It’s been quite an exhausting weekend. I’m flying back on Tuesday and I can’t wait to get home. I’m hoping I can recap the major events without being too boring and going on for too many pages. (I’m writing this in a Word document instead of writing my three-to-five-page (double-spaced) short story which is due on Wednesday.)
I know it’s kind of a stupid thing to say, but the major thing I’ve realized this weekend was that my childhood is officially over. I know I’m almost twenty-three and this is obvious, but I guess I fully accepted it. My grandmother’s house was packed: it was the first time in probably at least three years that all five of the grandchildren were together. It was really the first time in a decade that we all hung around my grandparents’ house, since my mom took over the entertaining duties for Thanksgiving and Christmas a long time ago. Even though I lived at home for a couple of years during college and always visited my grandparents at least once a week during that time, it was really the first time that I really noticed everything in the house since I was a kid. Suddenly I started to notice again the figurines in the curio cabinet in the kitchen, or how there was still a Matchbox Rolls Royce in the china cabinet because I thought it was worth too much to play with like the rest of my Hot Wheels.

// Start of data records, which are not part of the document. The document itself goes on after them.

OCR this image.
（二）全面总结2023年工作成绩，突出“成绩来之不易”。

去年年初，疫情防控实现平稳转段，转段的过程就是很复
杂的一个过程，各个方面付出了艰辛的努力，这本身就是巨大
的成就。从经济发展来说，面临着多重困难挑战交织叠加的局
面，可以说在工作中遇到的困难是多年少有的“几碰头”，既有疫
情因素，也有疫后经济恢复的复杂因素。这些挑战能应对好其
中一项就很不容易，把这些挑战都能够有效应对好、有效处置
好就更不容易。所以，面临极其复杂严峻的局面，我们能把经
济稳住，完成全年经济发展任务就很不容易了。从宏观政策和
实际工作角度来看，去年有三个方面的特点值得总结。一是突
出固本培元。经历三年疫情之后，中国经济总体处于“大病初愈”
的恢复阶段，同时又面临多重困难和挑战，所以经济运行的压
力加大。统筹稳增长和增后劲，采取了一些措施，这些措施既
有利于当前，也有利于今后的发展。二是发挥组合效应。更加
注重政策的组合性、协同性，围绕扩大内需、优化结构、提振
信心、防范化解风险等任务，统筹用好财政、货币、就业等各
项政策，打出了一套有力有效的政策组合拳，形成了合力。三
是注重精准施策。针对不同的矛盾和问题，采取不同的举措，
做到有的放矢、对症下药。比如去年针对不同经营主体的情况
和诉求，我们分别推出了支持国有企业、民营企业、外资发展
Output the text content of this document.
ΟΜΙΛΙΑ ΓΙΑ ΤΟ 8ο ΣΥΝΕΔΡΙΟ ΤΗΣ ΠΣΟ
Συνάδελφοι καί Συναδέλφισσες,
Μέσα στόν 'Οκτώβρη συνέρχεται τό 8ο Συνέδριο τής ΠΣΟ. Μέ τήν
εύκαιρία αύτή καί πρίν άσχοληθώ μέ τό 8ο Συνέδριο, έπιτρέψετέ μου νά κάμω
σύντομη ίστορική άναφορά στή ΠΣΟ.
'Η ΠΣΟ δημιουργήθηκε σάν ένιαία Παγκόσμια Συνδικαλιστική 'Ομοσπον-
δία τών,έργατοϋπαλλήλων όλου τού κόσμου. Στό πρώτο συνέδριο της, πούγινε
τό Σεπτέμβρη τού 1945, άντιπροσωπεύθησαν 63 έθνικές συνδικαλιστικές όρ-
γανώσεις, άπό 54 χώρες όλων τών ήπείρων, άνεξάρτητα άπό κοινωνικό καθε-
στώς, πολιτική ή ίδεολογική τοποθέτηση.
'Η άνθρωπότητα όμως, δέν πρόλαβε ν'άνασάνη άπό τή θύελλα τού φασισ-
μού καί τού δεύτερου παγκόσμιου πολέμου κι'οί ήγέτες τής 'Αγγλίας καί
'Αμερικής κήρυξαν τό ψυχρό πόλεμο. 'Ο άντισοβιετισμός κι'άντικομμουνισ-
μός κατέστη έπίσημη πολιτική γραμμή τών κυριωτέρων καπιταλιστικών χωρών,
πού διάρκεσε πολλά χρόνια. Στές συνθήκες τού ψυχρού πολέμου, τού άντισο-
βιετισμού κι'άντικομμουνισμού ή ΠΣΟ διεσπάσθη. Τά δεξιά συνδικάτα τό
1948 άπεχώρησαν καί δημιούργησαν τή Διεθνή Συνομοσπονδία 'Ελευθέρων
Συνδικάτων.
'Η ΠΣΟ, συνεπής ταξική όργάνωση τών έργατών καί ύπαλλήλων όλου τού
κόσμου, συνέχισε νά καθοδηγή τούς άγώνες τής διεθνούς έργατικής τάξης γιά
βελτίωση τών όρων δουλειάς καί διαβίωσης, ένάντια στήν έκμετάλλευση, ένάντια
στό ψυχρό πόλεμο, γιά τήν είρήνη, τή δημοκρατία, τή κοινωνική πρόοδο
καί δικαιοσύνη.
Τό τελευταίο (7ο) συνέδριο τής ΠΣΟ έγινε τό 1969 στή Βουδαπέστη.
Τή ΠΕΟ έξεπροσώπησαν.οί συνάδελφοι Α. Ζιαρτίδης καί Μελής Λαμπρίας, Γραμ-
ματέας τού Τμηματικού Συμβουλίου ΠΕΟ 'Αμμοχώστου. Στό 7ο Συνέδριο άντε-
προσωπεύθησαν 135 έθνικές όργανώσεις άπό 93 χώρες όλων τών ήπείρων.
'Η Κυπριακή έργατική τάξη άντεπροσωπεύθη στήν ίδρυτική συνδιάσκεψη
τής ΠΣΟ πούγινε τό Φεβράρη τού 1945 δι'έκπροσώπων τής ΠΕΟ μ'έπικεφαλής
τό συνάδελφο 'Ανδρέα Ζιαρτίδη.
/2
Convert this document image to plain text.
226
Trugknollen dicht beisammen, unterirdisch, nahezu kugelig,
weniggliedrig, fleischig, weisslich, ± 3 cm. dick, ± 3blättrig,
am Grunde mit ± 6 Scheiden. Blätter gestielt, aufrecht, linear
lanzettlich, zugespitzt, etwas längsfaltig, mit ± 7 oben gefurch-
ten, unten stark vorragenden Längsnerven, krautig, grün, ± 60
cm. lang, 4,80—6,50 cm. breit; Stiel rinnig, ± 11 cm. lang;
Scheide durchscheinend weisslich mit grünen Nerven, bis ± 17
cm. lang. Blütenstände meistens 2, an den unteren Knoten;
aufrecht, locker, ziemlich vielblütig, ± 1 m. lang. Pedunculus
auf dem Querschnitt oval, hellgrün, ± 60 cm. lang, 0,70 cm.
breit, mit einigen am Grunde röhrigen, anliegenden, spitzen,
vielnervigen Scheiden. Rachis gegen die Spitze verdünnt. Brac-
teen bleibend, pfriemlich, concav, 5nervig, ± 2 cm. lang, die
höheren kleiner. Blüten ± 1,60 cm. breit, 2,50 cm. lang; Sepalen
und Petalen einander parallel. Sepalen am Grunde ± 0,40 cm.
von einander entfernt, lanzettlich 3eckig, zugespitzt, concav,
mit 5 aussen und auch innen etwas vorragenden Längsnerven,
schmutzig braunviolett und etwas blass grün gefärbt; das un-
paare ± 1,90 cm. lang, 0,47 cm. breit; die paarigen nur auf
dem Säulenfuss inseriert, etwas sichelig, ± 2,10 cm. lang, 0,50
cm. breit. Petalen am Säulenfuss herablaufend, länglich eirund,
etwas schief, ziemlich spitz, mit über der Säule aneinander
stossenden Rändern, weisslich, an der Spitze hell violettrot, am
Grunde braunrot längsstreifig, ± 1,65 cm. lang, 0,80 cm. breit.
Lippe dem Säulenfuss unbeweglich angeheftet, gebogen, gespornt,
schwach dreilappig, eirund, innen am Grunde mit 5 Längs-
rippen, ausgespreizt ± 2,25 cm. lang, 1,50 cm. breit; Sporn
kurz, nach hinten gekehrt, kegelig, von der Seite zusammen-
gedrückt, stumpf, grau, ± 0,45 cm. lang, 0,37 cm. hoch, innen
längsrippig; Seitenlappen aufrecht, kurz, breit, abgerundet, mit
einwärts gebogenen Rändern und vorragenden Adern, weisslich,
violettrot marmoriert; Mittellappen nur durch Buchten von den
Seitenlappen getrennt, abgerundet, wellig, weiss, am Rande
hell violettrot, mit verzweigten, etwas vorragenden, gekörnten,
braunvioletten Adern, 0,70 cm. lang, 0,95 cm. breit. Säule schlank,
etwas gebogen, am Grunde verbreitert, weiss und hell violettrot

The whole process – both the funeral home visitation on Friday night and the funeral service on Saturday – was a town event. I saw so many people I hadn’t seen in years, including my old best friend Mitchell’s parents (his mother said to me, “You’re so grown-up and good looking. I wish my son was as mature as you”), my third-grade guidance counselor (who also taught my father Chemistry three years in a row). There were also countless people from town who came by, including our delegate to the Virginia Assembly (he lives a mile down the road), who talked to everyone, including me, as if we were just his constituents (sorry, I didn’t vote for you) and not the people he’d lived in close proximity to for almost fifty years. I remember noticing that he had very well-groomed politician hair. Then at the church on Sunday I saw my first-grade teacher, Mrs. Walker, who told me that she still thinks about me because I was always her favorite. (LIES.) There was also Miss Harvey, the middle-school gym teacher who still has hair down to her butt, and her mother who used to play the organ for us at Sunday school. And since the obituary mentioned that I was “from Chicago,” I had to answer the same question about EIGHT THOUSAND TIMES:
“Do you really like Chicago?”
One woman, who lived down the street from my grandmother and had daughters who were close in age to me came up and said that she was impressed that I moved so far away. She and her husband built a house down next door to her in-laws’ house. She said to me, “I didn’t think anyone made it out of Westmoreland County. James [her husband] tried so hard and he didn’t even make it off of Wakefield Street.”
Even the rich bitch who lives in the huge house down the street, who I think only acknowledges that the rest of us on the street exist when someone dies, told me that she and her husband went to Chicago a few times. “You should really go see the Pheasant Run resort in Geneva. We’ve gone to some decoy auctions out there and it’s just beautiful.” Thanks. I’ll be sure to check that out, Middy.
Anyway. Long story short: everything is weird. It’s feeling more and more that I’m losing a place here in this town. There’s nothing for me, and no matter how many people tell me that I’ll be back to settle, I know I’m not going to be living here ever again. It’s kind of sad that the place where all my roots are buried is dying, too. Well, there is a new coffee shop that opened up in the old Exxon building. Maybe I’m wrong; maybe Montross is on the make, but I doubt it.
I think I’ll just end this here, since I’m trying to not be sad and I really don’t want to grieve all publicly and shit. I will admit that it’s been a much harder weekend than I expected, and no matter how hard I tried to keep my composure, I felt that I just couldn’t and I hated myself for it. When I think of my grandmother, I think that maybe she would have wanted me to not be sad and to look at the bright side of things and all that jazz, but I think she would have also appreciated a few emotional collapses.